Seventy-one operations and a significant amount of pain and suffering later, a jury decided Thursday to award the Portage woman $3.5 million, the largest malpractice settlement in the state of Indiana. The jury rendered its unanimous verdict after brief deliberations following a four day trial in Lake Superior Court Judge James Richards' Hammond courtroom.
According to Ballard's attorney, Kenneth J. Allen, Legaspi permanently damaged Ballard's main bile duct by stapling it shut when he negligently mistook it for the duct leading to the gallbladder. After that surgery bile leaked into her pelvic cavity and she nearly died from infection.
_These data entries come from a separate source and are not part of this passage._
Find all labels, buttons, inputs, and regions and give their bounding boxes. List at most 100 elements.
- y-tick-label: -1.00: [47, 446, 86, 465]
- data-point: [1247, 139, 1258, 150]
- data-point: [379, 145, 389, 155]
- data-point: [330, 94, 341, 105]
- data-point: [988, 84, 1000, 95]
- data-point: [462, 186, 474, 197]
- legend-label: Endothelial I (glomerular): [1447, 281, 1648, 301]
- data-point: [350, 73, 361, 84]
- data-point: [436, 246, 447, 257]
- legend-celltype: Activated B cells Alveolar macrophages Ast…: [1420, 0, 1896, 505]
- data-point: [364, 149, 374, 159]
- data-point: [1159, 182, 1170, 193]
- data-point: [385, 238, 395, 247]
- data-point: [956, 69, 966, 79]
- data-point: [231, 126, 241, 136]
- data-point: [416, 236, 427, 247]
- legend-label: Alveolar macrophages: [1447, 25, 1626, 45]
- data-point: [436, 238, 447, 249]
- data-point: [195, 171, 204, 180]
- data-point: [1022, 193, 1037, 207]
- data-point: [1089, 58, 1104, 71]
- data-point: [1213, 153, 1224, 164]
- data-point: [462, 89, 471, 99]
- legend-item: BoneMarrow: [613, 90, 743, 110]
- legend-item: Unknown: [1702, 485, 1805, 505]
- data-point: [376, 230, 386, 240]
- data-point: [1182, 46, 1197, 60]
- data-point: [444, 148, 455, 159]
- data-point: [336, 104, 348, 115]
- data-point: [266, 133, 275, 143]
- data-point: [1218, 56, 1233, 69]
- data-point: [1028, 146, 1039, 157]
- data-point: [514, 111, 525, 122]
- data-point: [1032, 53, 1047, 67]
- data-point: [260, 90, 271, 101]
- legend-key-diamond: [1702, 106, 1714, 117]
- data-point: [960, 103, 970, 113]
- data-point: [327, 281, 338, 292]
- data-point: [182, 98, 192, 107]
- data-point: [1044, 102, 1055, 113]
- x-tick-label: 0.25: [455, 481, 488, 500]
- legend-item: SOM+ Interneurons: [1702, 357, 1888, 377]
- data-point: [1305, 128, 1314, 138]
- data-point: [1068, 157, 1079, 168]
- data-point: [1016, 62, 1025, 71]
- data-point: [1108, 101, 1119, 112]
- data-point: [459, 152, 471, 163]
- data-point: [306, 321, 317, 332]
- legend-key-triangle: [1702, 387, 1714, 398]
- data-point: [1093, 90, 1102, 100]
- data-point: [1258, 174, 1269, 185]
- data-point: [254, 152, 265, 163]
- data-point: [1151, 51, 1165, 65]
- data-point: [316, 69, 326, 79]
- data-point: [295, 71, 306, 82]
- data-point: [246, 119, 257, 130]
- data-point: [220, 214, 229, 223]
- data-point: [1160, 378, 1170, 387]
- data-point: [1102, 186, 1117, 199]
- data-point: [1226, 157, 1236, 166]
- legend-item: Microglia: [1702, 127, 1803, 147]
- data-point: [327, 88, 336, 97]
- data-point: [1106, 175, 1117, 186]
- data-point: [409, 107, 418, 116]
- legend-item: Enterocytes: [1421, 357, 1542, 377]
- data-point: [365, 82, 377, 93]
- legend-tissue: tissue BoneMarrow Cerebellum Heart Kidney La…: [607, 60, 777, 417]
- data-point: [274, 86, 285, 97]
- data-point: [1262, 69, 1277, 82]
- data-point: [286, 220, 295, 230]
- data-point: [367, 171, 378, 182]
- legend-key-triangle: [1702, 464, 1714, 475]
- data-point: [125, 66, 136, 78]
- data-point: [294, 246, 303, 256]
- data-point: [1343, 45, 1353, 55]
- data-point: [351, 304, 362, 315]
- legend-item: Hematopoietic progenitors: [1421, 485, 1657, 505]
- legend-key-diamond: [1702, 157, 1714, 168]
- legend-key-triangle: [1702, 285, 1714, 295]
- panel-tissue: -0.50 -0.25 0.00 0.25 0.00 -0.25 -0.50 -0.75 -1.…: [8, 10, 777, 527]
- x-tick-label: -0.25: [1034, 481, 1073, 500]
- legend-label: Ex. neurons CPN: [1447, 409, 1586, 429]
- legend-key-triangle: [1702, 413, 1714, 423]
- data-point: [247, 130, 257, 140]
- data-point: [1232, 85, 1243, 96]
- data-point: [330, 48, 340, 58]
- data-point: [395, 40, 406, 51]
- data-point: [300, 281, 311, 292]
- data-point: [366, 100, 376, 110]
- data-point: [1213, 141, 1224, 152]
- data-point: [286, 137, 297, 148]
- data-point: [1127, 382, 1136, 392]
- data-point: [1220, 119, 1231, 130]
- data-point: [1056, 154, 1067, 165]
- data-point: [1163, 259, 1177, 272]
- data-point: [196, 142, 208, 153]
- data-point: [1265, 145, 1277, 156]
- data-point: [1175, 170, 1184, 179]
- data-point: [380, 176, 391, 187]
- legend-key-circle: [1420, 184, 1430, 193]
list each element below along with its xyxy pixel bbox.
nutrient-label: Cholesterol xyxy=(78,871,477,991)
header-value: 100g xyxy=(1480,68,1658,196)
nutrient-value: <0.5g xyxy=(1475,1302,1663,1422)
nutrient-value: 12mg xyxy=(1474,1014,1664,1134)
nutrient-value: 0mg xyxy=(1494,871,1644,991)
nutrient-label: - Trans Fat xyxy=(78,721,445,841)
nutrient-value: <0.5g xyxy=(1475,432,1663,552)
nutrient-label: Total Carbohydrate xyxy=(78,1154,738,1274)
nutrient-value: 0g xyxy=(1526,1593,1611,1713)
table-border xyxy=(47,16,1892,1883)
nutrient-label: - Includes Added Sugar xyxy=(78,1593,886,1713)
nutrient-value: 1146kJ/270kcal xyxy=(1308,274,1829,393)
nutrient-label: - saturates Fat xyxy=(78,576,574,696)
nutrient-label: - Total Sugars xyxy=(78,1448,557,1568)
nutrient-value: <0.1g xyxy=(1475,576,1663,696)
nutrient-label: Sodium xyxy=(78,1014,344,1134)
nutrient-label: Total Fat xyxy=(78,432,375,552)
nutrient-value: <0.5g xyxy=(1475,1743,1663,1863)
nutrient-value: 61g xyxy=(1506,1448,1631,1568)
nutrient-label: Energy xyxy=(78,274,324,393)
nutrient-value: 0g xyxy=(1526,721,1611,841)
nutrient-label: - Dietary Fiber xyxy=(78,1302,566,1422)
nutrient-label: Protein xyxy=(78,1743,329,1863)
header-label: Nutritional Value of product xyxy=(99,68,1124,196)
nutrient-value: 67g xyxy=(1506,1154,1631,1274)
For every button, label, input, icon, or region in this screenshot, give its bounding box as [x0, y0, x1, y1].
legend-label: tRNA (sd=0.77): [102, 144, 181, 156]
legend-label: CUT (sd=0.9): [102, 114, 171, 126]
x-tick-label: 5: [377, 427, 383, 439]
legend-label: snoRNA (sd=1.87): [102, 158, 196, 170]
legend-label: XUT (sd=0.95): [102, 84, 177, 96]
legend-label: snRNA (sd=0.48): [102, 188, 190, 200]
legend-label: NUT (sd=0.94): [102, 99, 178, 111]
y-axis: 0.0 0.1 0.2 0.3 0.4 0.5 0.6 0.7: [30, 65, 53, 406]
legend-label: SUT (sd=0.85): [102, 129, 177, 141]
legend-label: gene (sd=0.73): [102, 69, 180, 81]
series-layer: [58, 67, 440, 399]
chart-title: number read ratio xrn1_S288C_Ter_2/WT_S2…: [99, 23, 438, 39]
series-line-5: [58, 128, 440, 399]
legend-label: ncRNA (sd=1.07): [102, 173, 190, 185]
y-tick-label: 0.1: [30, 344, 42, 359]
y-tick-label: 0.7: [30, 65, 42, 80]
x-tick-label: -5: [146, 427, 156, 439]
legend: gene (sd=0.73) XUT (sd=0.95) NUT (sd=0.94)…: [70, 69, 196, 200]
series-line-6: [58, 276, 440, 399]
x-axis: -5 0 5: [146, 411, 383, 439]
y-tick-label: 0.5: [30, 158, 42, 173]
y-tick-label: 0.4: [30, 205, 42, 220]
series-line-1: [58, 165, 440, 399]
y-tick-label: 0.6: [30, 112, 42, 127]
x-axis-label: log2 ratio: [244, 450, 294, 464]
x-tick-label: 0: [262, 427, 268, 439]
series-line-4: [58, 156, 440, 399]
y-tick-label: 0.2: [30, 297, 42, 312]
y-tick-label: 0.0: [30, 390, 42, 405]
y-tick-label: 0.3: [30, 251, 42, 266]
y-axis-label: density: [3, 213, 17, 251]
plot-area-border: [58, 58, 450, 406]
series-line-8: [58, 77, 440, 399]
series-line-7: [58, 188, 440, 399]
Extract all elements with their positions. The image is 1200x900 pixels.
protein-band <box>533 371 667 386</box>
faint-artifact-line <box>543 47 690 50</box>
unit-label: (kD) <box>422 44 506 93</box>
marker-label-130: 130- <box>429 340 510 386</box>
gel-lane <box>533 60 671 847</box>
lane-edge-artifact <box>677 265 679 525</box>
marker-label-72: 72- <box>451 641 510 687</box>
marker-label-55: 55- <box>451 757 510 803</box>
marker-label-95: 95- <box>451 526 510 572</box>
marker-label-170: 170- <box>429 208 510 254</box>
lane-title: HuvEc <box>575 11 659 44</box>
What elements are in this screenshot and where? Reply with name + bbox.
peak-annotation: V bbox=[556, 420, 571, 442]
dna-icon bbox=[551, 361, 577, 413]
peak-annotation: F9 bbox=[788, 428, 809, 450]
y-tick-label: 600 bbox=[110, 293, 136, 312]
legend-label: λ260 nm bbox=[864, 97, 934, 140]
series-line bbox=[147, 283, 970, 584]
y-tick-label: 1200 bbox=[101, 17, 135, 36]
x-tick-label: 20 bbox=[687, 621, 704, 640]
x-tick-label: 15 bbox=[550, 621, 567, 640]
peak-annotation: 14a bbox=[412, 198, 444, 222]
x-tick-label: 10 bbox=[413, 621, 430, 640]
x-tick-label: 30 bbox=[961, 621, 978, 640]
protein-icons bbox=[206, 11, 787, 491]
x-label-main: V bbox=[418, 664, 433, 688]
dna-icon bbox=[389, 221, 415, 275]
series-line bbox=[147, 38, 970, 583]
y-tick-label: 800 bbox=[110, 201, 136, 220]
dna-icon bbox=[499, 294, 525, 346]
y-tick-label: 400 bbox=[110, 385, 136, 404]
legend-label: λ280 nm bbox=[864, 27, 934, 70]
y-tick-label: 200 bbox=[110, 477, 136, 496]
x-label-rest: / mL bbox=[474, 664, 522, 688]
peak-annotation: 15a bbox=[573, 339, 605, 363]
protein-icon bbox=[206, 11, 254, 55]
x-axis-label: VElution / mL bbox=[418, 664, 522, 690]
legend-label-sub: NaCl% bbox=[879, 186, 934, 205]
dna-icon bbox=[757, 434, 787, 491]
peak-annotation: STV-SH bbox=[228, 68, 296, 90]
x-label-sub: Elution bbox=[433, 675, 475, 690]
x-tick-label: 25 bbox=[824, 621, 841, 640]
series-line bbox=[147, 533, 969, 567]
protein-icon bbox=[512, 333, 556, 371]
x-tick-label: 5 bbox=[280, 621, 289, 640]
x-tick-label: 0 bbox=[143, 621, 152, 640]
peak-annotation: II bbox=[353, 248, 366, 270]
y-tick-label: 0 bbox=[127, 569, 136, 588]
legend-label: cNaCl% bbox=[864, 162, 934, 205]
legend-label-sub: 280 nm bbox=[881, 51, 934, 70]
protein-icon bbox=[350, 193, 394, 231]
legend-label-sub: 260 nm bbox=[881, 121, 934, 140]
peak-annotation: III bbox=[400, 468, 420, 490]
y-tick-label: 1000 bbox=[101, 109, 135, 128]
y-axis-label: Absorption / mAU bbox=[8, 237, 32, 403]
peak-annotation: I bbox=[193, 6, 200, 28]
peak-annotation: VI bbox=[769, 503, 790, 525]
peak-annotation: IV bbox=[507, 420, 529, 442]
"The doctor later tried to cover up his mistake by performing a very sophisticated biliary reconstruction surgery on Donna in August," Allen said. "We also asserted that the doctor never informed Donna of the risks she faced before she underwent the two surgeries he performed. The jury apparently agreed with us."
Ballard, who now might need a liver transplant said that she brought the case, "so that nobody else has to go through what I suffered. I thank God for Dr. Wiebke. Otherwise I would have never lived to tell this story."
Eric Wiebke, a Johns Hopkins-trained surgeon and professor of medicine at Indiana University performed a second reconstructive surgery on Donna, which saved her life.
"He (Wiebke) is currently her treating physician and reports from her last checkup that her prognosis is positive," Allen said.
Legaspi was not available for comment.
Indiana limits malpractice awards to $750,000 per occurence. The evidence proved four independent acts of malpractice: The failure to inform Ballard, before both surgeries of the risks she faced and the separate injuries she suffered during each of the two botched surgeries.
Allen said he anticipated the original judgement of $3.5 million would be reduced to $3 million under the law.
"In any event, the case was not brought forth for money, it was brought so that the truth could be told. It was, and the jurors thankfully heard it," Allen said.